RALEIGH, N.C. (WNCN) – A local pediatrician created a YouTube video to urge school boards to adopt or keep universal masking for students and staff in classrooms.
We took a closer look at one of the statistics she uses in her argument.
THE CLAIM: In her 12-minute video, Dr. Lori Langdon — a pediatrician in Lillington, North Carolina — said universal masking “could curb transmission of the COVID-19 virus to 1 in 3,000.”
THE FACTS: She cited a study by the ABC Science Collaborative, a team of doctors from Duke University and the University of North Carolina that spent much of the pandemic studying ways to conduct in-person instruction safely.
We reached out to the collaborative to ask if Langdon is interpreting those findings the right way.
“She is correct,” Dr. Danny Benjamin, the co-chairman of the collaborative, said in an email.
The collaborative looked at 100 school districts across the state along with 14 charter schools that from March to June were operating under what the state calls Plan A: full, in-person instruction with masking and minimal physical distancing.
It found that in schools that stuck to those protocols, only approximately 1 in 3,000 students who attended in-person classes every day were infected while in those buildings.

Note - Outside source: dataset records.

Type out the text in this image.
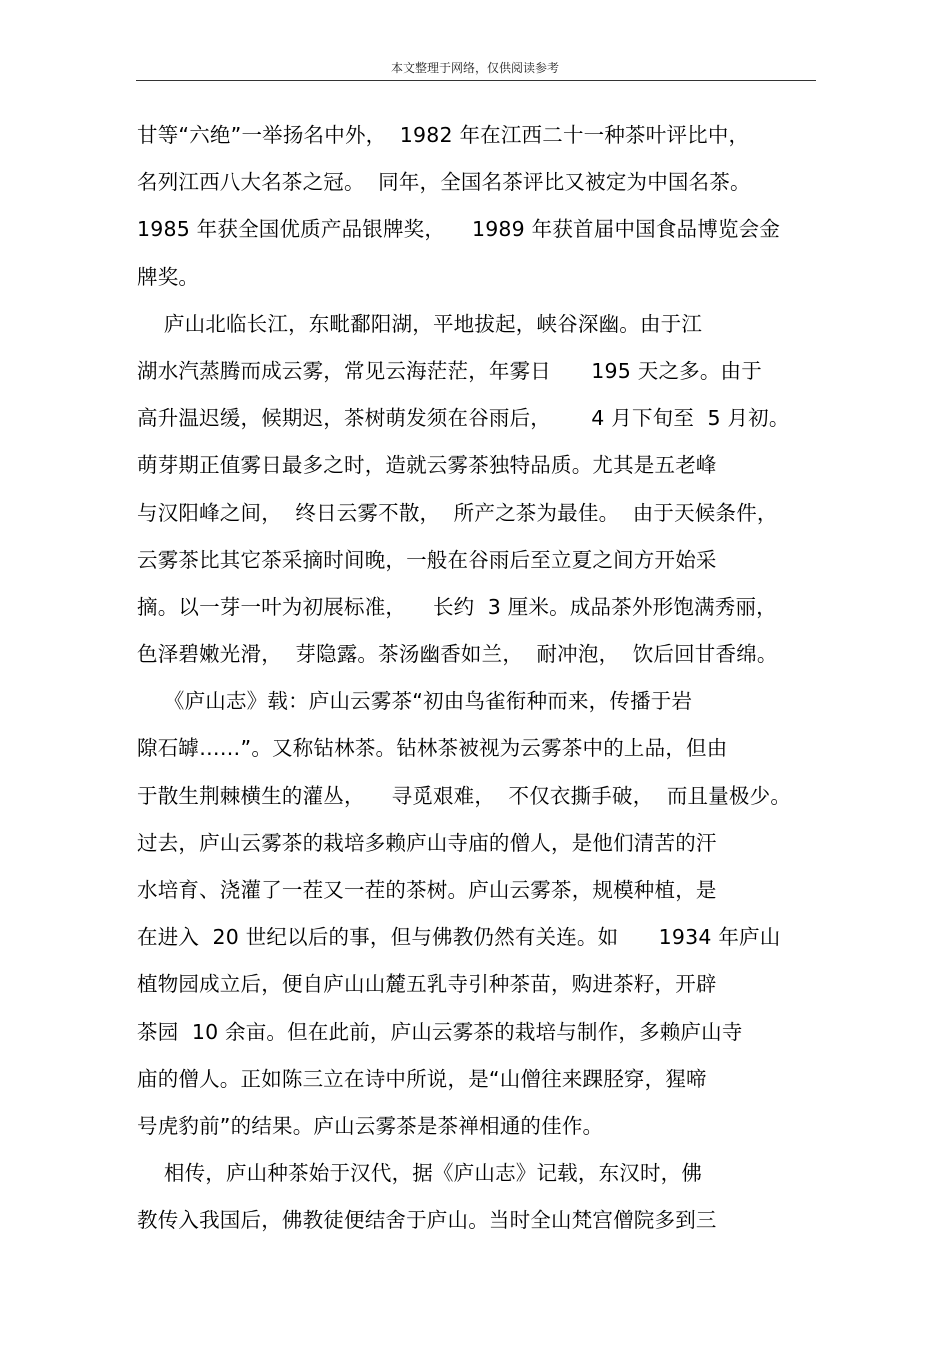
本文整理于网络，仅供阅读参考
甘等“六绝”一举扬名中外，  1982 年在江西二十一种茶叶评比中，
名列江西八大名茶之冠。  同年，全国名茶评比又被定为中国名茶。
1985 年获全国优质产品银牌奖，    1989 年获首届中国食品博览会金
牌奖。
庐山北临长江，东毗鄱阳湖，平地拔起，峡谷深幽。由于江
湖水汽蒸腾而成云雾，常见云海茫茫，年雾日      195 天之多。由于
高升温迟缓，候期迟，茶树萌发须在谷雨后，      4 月下旬至  5 月初。
萌芽期正值雾日最多之时，造就云雾茶独特品质。尤其是五老峰
与汉阳峰之间，  终日云雾不散，  所产之茶为最佳。  由于天候条件，
云雾茶比其它茶采摘时间晚，一般在谷雨后至立夏之间方开始采
摘。以一芽一叶为初展标准，    长约  3 厘米。成品茶外形饱满秀丽，
色泽碧嫩光滑，  芽隐露。茶汤幽香如兰，  耐冲泡，  饮后回甘香绵。
《庐山志》载：庐山云雾茶“初由鸟雀衔种而来，传播于岩
隙石罅……”。又称钻林茶。钻林茶被视为云雾茶中的上品，但由
于散生荆棘横生的灌丛，    寻觅艰难，  不仅衣撕手破，  而且量极少。
过去，庐山云雾茶的栽培多赖庐山寺庙的僧人，是他们清苦的汗
水培育、浇灌了一茬又一茬的茶树。庐山云雾茶，规模种植，是
在进入  20 世纪以后的事，但与佛教仍然有关连。如      1934 年庐山
植物园成立后，便自庐山山麓五乳寺引种茶苗，购进茶籽，开辟
茶园  10 余亩。但在此前，庐山云雾茶的栽培与制作，多赖庐山寺
庙的僧人。正如陈三立在诗中所说，是“山僧往来踝胫穿，猩啼
号虎豹前”的结果。庐山云雾茶是茶禅相通的佳作。
相传，庐山种茶始于汉代，据《庐山志》记载，东汉时，佛
教传入我国后，佛教徒便结舍于庐山。当时全山梵宫僧院多到三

This entailed 308 school-acquired cases among students and 55 for staff.
Benjamin also pointed out an important distinction.
Many school districts report their total cases, as opposed to the number of them acquired in the school buildings.
That number is much larger.
Benjamin said the collaborative’s data showed the infections of 6,484 students were traced to the community, and not to the schools themselves.
In other words, the data indicate that if those children were catching COVID-19, they were doing so outside of the schools where masking was the norm – not in them.
“It’s just really proof of how important and how helpful masks are,” Langdon said in an interview with CBS 17.
She says she made the video because people putting pressure on their local school boards to lift those rules may not know the facts about masks.
“It’s kind of hard, I’m sure for those, those education board members to argue against large crowds of people who seem to be very angry and have signs and posters and protesting, but maybe they don’t have access to all the actual information,” she said. “So the YouTube video was an attempt to kindly offer some education from a place of caring about these students and my daughter, who’s a teacher in this local school system.”